Se morreu, faltou alguma coisa. O que seria?
Por entender que nem todos nós somos ases da aviação, é que publico algumas situações ruins pelas quais passei ou escrevo alguma análise de situações ruins que colegas se meteram. Quando não sou eu o envolvido, sempre preservo o nome do santo e só falo sobre o milagre.
Não tenho esse melindre em passar experiências.
Acredito que correr atrás de conhecimento, e experiências, ajuda muito na hora de procurar os arquivos mentais pra tomar as melhores decisões.
Respeito toda e qualquer opinião contrária, mas não acredito que massacrar quem pagou com a vida um erro que tenha cometido, possa melhorar a aviação.
Se bem que já vi gente aproveitar um acidente para se auto-promover.
Prefiro acreditar na análise consciente de cada situação ruim pra evitar que alguma coisa ruim possa acontecer com a gente.
Quais teriam sido os argumentos mentais do piloto que não queria decepcionar a noiva?* Será que ele precisava ter mais informações em seu banco de dados mental para tomar uma decisão que não fosse catastrófica? O que você teria dito a ele se soubesse que sua vida iria acabar naquele voo? Será que não tem outros pilotos por aí muito mais carentes de bons conselhos?
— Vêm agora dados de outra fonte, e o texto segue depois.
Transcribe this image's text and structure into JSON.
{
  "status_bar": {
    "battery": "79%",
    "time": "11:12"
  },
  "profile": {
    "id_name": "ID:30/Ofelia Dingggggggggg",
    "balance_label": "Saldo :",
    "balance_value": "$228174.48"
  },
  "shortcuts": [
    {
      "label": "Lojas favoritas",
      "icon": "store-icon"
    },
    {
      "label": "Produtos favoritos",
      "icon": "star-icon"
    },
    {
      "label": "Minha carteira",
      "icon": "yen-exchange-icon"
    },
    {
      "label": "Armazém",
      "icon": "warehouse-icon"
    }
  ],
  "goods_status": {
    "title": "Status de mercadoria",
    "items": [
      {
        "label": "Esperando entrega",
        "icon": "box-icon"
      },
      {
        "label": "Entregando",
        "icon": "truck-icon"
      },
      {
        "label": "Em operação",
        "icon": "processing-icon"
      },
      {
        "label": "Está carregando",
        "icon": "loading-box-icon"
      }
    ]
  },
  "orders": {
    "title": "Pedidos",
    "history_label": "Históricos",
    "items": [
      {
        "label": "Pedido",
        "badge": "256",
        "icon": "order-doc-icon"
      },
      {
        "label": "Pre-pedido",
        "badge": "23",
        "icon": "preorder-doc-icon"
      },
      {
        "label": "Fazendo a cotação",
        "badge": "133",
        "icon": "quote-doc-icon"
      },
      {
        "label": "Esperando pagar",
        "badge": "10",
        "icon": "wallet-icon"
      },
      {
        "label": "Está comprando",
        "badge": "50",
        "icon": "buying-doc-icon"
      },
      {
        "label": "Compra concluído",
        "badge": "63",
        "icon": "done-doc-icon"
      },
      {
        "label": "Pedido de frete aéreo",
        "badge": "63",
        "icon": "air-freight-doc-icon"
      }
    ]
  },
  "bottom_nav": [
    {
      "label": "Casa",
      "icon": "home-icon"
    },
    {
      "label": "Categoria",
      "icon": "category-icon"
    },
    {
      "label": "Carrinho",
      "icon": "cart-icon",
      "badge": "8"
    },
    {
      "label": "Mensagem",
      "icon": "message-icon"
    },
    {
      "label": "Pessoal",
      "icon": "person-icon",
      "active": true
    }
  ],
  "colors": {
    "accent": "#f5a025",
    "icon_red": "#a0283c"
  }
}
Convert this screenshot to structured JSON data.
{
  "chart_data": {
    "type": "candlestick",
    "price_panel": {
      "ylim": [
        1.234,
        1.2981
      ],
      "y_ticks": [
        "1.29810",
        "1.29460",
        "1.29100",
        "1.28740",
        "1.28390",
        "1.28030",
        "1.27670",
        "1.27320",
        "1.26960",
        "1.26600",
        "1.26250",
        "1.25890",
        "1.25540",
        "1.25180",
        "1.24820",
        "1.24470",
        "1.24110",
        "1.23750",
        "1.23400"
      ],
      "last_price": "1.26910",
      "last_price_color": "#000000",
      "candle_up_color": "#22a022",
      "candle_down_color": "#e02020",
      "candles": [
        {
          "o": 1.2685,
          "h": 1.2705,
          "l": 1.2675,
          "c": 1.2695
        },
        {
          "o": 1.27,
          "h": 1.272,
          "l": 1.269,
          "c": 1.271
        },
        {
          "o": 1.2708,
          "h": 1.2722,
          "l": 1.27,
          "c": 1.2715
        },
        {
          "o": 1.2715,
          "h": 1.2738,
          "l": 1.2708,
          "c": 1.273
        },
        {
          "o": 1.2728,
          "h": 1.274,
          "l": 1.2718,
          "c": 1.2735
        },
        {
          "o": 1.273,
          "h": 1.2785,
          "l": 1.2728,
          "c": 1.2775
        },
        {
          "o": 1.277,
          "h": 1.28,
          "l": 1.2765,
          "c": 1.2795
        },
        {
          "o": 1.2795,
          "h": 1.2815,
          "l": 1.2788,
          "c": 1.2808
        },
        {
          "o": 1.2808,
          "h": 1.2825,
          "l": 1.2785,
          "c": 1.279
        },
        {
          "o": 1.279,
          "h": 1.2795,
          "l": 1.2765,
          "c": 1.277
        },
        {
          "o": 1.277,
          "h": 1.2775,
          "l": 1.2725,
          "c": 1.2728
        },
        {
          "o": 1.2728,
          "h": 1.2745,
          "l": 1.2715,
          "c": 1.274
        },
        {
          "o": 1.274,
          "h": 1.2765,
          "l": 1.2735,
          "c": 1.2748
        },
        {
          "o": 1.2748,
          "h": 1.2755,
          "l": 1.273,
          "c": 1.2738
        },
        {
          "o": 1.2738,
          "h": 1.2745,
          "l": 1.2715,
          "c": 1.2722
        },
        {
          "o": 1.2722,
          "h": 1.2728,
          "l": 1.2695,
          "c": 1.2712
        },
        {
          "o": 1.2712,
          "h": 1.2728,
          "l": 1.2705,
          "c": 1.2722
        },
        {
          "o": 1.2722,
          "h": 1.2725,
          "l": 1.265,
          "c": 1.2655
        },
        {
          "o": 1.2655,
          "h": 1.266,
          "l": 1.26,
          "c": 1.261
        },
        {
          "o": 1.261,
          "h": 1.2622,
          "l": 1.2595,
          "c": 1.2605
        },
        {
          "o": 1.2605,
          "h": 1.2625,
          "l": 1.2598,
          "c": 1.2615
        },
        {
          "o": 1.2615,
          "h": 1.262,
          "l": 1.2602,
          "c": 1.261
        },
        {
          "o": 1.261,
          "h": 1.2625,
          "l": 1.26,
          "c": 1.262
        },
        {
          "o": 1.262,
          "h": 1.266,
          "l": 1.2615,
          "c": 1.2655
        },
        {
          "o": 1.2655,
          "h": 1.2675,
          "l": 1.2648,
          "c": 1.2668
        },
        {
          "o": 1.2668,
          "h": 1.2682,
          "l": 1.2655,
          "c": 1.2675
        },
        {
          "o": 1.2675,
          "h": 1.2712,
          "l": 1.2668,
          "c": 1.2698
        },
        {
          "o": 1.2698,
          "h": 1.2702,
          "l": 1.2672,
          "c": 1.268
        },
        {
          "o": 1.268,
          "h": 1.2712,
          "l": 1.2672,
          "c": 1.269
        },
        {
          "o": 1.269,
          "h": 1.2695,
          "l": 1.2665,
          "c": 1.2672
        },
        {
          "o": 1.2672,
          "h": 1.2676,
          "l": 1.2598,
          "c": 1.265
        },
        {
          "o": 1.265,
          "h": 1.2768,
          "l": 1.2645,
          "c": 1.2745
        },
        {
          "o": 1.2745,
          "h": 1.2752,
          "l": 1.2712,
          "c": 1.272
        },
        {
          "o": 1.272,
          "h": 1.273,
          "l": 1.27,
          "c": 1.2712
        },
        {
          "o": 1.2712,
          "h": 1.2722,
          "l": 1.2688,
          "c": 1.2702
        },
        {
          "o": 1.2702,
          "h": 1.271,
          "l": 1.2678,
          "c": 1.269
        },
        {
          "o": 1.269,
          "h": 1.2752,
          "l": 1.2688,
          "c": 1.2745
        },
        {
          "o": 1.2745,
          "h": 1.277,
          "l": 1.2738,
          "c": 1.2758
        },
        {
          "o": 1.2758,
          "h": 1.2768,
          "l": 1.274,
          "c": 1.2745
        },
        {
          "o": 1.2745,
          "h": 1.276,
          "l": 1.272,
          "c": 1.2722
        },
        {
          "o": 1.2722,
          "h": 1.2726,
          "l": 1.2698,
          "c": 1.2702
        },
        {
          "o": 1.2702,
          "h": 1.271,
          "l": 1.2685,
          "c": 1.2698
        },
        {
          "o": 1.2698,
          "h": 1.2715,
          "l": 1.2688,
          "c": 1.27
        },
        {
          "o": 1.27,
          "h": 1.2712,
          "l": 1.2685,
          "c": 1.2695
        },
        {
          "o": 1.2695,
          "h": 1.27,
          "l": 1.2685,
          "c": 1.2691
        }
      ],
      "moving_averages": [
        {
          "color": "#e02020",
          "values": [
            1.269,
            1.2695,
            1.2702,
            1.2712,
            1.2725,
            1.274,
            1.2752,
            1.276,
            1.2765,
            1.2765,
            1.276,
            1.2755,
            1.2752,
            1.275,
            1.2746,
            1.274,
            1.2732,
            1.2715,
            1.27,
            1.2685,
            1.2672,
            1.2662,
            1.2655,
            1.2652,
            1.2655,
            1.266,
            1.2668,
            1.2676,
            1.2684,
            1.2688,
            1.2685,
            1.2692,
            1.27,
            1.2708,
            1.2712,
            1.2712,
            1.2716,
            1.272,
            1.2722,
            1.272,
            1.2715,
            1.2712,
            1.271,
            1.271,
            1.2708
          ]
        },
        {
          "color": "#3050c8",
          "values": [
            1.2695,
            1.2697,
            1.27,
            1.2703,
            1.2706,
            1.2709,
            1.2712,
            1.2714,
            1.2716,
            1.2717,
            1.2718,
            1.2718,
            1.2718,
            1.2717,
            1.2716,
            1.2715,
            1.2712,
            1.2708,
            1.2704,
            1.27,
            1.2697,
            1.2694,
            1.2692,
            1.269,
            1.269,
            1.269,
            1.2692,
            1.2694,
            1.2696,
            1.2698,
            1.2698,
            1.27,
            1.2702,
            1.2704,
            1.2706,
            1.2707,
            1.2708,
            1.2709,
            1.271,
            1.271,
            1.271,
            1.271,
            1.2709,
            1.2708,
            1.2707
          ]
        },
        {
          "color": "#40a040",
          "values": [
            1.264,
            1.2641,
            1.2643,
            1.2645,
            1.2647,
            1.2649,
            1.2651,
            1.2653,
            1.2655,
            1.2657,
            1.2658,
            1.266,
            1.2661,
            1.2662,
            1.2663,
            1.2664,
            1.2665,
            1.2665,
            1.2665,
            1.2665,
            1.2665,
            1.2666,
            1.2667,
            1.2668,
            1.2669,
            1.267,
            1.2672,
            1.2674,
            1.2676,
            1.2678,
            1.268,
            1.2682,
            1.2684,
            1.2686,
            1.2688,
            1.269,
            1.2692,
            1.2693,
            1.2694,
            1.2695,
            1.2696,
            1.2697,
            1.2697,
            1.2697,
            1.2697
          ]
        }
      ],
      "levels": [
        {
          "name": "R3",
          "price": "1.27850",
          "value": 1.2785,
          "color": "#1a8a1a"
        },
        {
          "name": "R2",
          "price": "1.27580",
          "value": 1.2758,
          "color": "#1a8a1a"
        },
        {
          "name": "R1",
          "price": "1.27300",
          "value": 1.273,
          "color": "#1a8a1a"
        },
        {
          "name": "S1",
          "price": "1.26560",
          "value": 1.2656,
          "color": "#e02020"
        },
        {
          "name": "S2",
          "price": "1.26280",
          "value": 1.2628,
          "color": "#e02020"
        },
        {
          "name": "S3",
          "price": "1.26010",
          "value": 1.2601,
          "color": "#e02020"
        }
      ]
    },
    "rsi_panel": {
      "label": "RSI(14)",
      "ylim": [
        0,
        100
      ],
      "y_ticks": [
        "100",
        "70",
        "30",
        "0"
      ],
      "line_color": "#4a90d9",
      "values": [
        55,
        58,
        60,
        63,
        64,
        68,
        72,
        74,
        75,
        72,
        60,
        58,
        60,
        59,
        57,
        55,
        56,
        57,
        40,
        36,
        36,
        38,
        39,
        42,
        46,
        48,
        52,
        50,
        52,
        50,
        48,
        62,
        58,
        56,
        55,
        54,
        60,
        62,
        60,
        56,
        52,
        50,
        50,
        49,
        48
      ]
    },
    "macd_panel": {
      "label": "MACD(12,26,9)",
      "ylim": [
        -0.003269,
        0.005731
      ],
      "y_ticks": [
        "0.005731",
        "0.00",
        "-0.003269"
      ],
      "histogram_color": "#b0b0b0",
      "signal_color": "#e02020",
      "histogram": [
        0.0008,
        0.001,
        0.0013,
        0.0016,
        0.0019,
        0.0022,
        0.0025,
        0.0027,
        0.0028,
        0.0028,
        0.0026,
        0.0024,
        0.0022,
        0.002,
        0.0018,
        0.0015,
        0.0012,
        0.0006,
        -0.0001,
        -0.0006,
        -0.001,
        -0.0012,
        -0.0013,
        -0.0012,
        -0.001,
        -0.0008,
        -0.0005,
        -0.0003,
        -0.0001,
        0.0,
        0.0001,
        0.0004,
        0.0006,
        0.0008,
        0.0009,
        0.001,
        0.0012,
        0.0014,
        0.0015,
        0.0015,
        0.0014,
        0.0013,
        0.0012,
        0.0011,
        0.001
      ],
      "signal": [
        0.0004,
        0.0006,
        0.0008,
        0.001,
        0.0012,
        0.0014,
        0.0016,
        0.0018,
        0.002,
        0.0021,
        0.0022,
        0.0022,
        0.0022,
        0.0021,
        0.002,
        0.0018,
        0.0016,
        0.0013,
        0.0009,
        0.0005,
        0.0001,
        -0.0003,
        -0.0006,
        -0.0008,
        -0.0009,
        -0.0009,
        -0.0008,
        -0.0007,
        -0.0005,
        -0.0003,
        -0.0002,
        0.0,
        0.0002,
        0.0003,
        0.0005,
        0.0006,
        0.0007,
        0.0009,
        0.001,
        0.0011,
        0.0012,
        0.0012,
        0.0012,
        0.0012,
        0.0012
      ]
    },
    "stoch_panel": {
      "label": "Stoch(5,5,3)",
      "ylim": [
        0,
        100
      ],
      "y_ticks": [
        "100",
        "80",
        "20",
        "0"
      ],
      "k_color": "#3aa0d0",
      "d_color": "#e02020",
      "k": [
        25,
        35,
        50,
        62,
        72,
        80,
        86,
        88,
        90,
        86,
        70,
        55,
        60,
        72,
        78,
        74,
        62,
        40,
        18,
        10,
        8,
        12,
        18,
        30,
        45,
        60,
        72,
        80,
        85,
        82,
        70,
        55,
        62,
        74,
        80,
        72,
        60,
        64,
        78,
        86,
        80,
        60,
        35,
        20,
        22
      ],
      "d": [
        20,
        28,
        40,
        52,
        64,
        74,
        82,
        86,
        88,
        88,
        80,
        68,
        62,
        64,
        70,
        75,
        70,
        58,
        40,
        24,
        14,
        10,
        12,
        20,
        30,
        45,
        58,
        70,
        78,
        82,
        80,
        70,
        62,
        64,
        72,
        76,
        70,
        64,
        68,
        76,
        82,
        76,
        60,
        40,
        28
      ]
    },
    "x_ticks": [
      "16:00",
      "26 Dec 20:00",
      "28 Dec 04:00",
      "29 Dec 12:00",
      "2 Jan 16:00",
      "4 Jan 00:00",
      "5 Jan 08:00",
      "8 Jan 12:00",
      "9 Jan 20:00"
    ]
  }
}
Você tem a fórmula pra garantir a volta pra casa de algum colega depois de um voo?
Você já deu esse conselho alguma vez?
Quando algum colega não conclui seu voo, um piloto consciente com a aviação como um todo, sempre sente que poderia ter feito algo a mais para evitar a tragédia. Jamais comemora internamente e jamais aponta o dedo. Simplesmente porque sabe que cada um de nós temos uma lasca de responsabilidade.
Ninguém é tão "phoda" que possa se imaginar invulnerável. Isso é coisa de Top Gun. Coisa de cinema. A vida real conta uma história bem diferente.
Ouvindo e lendo por aí, concluo que existem aviadores que entendam que um acidente mata mais do que os envolvidos no próprio acidente.
Um acidente sempre mata um pouco de cada um de nós.
Não quero acreditar que você chegou até esse ponto desse texto e pense diferente disso.
Talvez falte aviador que queira o melhor para a aviação e tenha dificuldade de enxergar um cenário que vá além do próprio umbigo.
Acho que você concorda.
Antecipadamente peço desculpas se algum aviador sentir-se ofendido com minhas colocações, mas acredito que uma aviação melhor passa pelas melhores práticas operacionais. Quando experiências ruins acontecerem, que ensinamentos que possam ser difundidos.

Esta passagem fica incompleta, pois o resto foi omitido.